UPDATE (March 25, 2020): Let’s just say the process isn’t / wasn’t as “fairly painless” as I’d hoped. I can’t figure out how to dump the sysex patch data over MIDI without the Modal app — and, apparently, Sweetwater can’t either. Voltage, Modal’s US distributor, and Modal UK aren’t answering support requests. Hope to hear back from at least one of the three entities in the next day or so.
UPDATE (March 26, 2020): Voltage, Modal’s US distributor, didn’t “reach out” as Modal said they would on March 17. I sent Voltage a followup request on March 25, and another on the 26th, with no answer, no acknowledgment or autoreply.
I’d received some info from Sweetwater and, today, finally, Modal (after opening up yet another ticket) regarding getting the patch data off the defective unit using SysEx Librarian. The recommended process seemed like it was missing a step or two, but I tried anyway, in several different ways.

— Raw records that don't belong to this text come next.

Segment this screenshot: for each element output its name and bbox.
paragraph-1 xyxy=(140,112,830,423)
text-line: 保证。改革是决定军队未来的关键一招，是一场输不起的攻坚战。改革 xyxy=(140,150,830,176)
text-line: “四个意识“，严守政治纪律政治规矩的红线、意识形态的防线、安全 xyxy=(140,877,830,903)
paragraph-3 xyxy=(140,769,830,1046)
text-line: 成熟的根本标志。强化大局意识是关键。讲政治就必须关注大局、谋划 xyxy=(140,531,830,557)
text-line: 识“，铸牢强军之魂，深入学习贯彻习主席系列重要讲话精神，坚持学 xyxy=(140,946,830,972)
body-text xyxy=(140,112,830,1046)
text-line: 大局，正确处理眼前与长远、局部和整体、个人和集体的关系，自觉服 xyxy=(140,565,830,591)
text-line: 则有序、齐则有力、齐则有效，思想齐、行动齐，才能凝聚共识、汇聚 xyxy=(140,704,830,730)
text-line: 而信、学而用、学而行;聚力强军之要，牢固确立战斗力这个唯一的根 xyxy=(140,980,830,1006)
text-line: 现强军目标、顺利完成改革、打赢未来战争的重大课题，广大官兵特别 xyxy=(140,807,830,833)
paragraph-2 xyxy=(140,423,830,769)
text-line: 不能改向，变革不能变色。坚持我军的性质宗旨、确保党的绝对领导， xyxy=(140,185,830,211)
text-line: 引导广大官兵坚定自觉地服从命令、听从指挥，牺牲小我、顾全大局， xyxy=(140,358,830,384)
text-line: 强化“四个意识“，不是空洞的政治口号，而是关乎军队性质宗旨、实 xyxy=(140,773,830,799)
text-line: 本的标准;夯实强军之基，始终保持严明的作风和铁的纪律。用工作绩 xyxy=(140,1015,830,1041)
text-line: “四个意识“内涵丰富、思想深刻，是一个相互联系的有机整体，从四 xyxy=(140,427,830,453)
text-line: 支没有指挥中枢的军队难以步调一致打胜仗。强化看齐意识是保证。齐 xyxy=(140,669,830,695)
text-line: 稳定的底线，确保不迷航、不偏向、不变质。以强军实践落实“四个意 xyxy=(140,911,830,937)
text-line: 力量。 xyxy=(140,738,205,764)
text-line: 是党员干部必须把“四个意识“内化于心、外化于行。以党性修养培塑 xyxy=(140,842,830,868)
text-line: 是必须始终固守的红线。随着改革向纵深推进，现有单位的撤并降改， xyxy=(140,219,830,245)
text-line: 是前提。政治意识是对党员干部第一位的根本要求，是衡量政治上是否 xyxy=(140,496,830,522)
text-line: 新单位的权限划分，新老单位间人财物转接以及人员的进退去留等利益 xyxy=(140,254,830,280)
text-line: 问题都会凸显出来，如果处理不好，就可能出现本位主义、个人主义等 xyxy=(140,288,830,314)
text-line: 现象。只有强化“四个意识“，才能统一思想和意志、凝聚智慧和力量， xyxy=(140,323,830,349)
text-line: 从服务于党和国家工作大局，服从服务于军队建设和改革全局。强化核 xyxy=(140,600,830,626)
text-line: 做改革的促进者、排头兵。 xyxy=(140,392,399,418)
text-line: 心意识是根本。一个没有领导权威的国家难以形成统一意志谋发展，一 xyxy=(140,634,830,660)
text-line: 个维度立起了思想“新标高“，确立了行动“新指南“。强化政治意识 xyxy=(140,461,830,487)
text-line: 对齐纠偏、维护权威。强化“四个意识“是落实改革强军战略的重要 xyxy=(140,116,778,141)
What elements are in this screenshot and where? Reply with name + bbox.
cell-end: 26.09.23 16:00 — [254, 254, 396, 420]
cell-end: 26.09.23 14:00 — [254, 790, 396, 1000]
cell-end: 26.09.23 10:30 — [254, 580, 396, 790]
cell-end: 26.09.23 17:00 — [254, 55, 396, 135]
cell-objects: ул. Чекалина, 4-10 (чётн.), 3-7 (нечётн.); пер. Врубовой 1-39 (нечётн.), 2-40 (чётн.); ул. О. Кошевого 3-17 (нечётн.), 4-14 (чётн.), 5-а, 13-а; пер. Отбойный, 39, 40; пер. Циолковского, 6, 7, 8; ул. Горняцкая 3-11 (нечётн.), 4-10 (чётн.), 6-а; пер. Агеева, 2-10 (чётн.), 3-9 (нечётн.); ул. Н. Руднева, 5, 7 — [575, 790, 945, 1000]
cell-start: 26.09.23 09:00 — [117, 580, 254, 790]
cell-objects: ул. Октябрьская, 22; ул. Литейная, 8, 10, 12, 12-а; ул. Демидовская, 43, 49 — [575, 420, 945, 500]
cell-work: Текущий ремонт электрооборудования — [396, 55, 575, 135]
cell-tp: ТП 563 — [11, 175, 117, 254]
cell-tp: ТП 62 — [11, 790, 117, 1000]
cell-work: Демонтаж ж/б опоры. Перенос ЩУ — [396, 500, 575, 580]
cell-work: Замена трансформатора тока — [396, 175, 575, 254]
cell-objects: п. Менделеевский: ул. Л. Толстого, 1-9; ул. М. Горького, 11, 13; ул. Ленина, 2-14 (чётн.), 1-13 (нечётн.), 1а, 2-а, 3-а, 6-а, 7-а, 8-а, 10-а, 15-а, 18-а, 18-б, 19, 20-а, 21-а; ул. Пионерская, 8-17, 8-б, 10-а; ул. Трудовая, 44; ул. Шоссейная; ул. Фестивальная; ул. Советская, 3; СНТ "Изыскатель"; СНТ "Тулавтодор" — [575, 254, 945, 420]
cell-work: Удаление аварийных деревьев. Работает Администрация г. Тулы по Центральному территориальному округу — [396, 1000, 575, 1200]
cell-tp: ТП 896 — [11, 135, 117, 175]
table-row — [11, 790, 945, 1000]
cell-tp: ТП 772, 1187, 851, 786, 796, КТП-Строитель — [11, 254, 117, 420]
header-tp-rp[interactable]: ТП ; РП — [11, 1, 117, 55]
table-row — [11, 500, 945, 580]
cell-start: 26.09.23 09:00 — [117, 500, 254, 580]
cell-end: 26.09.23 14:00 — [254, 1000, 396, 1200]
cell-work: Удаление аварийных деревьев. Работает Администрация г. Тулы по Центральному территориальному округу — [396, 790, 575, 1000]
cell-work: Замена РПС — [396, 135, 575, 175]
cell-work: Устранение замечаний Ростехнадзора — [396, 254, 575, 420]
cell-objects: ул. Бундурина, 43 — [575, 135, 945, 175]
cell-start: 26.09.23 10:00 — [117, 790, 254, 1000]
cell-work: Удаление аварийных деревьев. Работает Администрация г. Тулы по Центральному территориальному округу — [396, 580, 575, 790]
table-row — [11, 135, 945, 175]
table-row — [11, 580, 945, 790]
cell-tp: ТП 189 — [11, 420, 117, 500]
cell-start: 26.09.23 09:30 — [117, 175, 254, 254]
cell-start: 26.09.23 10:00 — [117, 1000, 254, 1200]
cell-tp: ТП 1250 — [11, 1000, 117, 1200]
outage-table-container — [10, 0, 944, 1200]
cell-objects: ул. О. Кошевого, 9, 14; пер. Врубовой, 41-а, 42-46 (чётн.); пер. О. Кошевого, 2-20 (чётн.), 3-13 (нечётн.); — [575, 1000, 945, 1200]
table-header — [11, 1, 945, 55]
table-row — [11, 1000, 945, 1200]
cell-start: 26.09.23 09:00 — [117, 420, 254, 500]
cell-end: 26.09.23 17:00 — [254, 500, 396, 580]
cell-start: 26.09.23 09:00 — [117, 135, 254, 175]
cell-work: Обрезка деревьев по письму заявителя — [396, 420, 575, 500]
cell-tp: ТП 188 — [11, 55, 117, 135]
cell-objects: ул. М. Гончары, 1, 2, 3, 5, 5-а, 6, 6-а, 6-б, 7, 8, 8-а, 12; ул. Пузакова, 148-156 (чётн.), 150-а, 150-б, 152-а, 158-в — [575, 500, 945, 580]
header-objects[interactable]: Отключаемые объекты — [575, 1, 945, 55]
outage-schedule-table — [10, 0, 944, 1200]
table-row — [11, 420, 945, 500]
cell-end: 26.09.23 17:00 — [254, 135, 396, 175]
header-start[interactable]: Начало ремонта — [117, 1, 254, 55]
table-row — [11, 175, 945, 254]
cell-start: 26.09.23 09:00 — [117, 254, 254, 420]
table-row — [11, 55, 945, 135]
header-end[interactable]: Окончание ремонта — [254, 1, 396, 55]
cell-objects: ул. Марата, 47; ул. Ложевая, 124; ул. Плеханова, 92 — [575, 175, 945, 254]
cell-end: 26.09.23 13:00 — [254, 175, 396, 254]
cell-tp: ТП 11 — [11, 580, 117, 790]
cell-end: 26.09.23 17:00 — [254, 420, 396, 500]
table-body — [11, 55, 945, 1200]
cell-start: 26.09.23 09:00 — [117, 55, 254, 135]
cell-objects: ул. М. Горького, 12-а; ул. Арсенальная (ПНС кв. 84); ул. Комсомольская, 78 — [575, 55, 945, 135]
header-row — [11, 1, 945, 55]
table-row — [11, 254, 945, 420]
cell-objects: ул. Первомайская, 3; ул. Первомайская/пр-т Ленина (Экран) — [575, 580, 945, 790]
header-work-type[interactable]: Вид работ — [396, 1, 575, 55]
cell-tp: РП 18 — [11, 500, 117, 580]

But after hours of various attempts to dump the sysex patch data into a laptop running SysEx Librarian with no luck, I’m giving Modal support one more day to see if they respond with more details. This has been going on since March 10, so it seems I’m jumping through all the requested hoops.
UPDATE (April 17, 2020): I finally got a call back from Voltage on March 30. Two of their employees were sympathetic and helpful over the phone. They offered to have me send back the defective unit, put a new USB card in it, dump the patches I’d made, then send me the patches so I could load them on the new synthesizer. This involved shipping a demo unit from Wisconsin to their office in LA. However, after several attempts to contact them again to work out the shipping address and other details, I got no response. After waiting two weeks I gave up, and returned both the defective Argon8 synth and the replacement for credit at Sweetwater.
The place I’m staying has no satellite TV, and very slow internet. It’s a good place to concentrate; the only real distraction is the view of the lake. It’s a good location for sketching out ideas and doing some recording (and re-recording).
I have an old M-Audio Firewire 410 interface that only works with old versions of OS X on old laptops. So I brought the old laptop. The Modal app, however — useful for patch editing and the like — only works on new(er) laptops. So I brought the new(er) laptop, too.
As misfortune would have it, the Modal app stopped recognizing the Argon after I upgraded the latter’s firmware this morning. The synth still works fine. So it goes.